Mis à jour le 13 février 2026 à 08h18. L’Espagne fait face à une disparité importante en matière de dépistage néonatal, avec un nombre de maladies détectées variant considérablement d’une communauté autonome à l’autre, alors que des progrès significatifs sont réalisés dans le développement de traitements pour ces pathologies.
- Un rapport conjoint de la Fédération espagnole des maladies rares (FEDER) et de Farmaindustria révèle des inégalités d’accès au dépistage néonatal selon les régions.
- Le nombre de maladies dépistées oscille entre 10 et plus de 40 selon les communautés autonomes, alors que le panel minimum national n’en couvre que 12.
- Une proposition de loi vise à instaurer un dépistage néonatal universel et équitable sur l’ensemble du territoire espagnol.
Le dépistage néonatal, communément appelé test du talon, est un outil essentiel de santé publique pédiatrique. Il permet de détecter précocement plus de 40 maladies congénitales graves, avant l’apparition des symptômes, ouvrant ainsi la voie à des traitements susceptibles d’éviter des handicaps, des complications irréversibles, voire des décès prématurés. Si 33 de ces pathologies bénéficient de médicaments approuvés par l’Agence européenne des médicaments (EMA), seuls 23 sont actuellement accessibles en Espagne.
L’étude publiée par la FEDER et Farmaindustria met en lumière une situation contrastée. En effet, le nombre de maladies dépistées varie considérablement en fonction de la communauté autonome où l’enfant est né. Certaines régions se contentent d’un dépistage minimal, tandis que d’autres ont élargi leur offre, créant ainsi une véritable carte postale des inégalités. Les données révèlent que trois communautés autonomes – Murcie, les Îles Baléares et les Îles Canaries – dépassent les 41 pathologies dépistées, tandis que d’autres se situent entre 10 et 20.
Cette hétérogénéité a des conséquences directes sur la vie des familles. « Le dépistage néonatal est important car il nous permet de prévenir les invalidités et les décès prématurés. Le diagnostic n’est pas tout, mais il change tout, car il est la porte d’entrée au traitement », a souligné Juan Carrión, président de la FEDER, lors de la présentation du rapport.

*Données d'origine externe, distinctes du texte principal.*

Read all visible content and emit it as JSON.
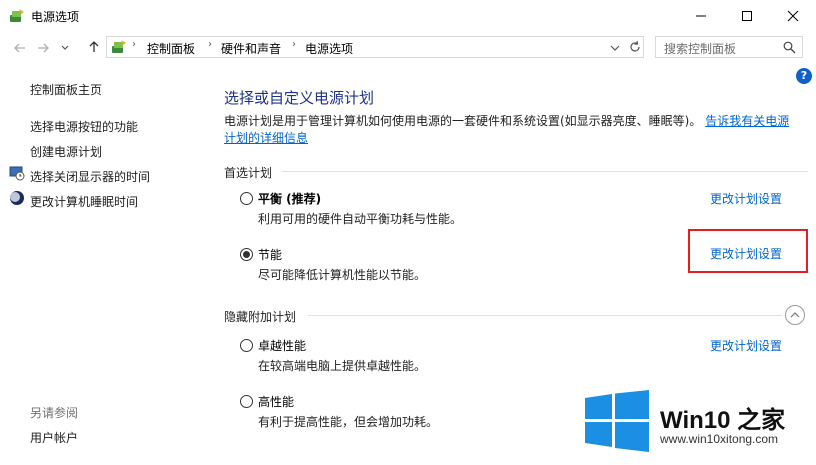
{
  "window": {
    "title": "电源选项",
    "icon": "power-options-icon"
  },
  "controls": [
    "minimize-icon",
    "maximize-icon",
    "close-icon"
  ],
  "address": {
    "breadcrumbs": [
      "控制面板",
      "硬件和声音",
      "电源选项"
    ],
    "search_placeholder": "搜索控制面板"
  },
  "sidebar": {
    "home": "控制面板主页",
    "links": [
      {
        "label": "选择电源按钮的功能",
        "icon": ""
      },
      {
        "label": "创建电源计划",
        "icon": ""
      },
      {
        "label": "选择关闭显示器的时间",
        "icon": "display-clock-icon"
      },
      {
        "label": "更改计算机睡眠时间",
        "icon": "moon-sleep-icon"
      }
    ],
    "see_also_label": "另请参阅",
    "see_also_links": [
      "用户帐户"
    ]
  },
  "main": {
    "title": "选择或自定义电源计划",
    "description": "电源计划是用于管理计算机如何使用电源的一套硬件和系统设置(如显示器亮度、睡眠等)。",
    "description_link": "告诉我有关电源计划的详细信息"
  },
  "preferred": {
    "label": "首选计划",
    "plans": [
      {
        "name": "平衡 (推荐)",
        "desc": "利用可用的硬件自动平衡功耗与性能。",
        "selected": false,
        "link": "更改计划设置"
      },
      {
        "name": "节能",
        "desc": "尽可能降低计算机性能以节能。",
        "selected": true,
        "link": "更改计划设置"
      }
    ]
  },
  "hidden": {
    "label": "隐藏附加计划",
    "plans": [
      {
        "name": "卓越性能",
        "desc": "在较高端电脑上提供卓越性能。",
        "selected": false,
        "link": "更改计划设置"
      },
      {
        "name": "高性能",
        "desc": "有利于提高性能，但会增加功耗。",
        "selected": false
      }
    ]
  },
  "watermark": {
    "brand": "Win10 之家",
    "url": "www.win10xitong.com",
    "colors": {
      "logo_blue": "#1a8fe3"
    }
  },
  "colors": {
    "title_blue": "#1e3287",
    "link_blue": "#0066cc",
    "highlight_red": "#e81c24"
  }
}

Le dépistage néonatal en Espagne a débuté en 1968 avec un programme pilote pour la phénylcétonurie. Depuis 2014, il fait partie du portefeuille commun du Système national de santé (SNS) avec un panel minimum d’État de 12 pathologies. Le ministère de la Santé s’était engagé l’année dernière à porter ce nombre à 22 avant la fin de 2025, mais cet engagement n’a pas encore été formalisé.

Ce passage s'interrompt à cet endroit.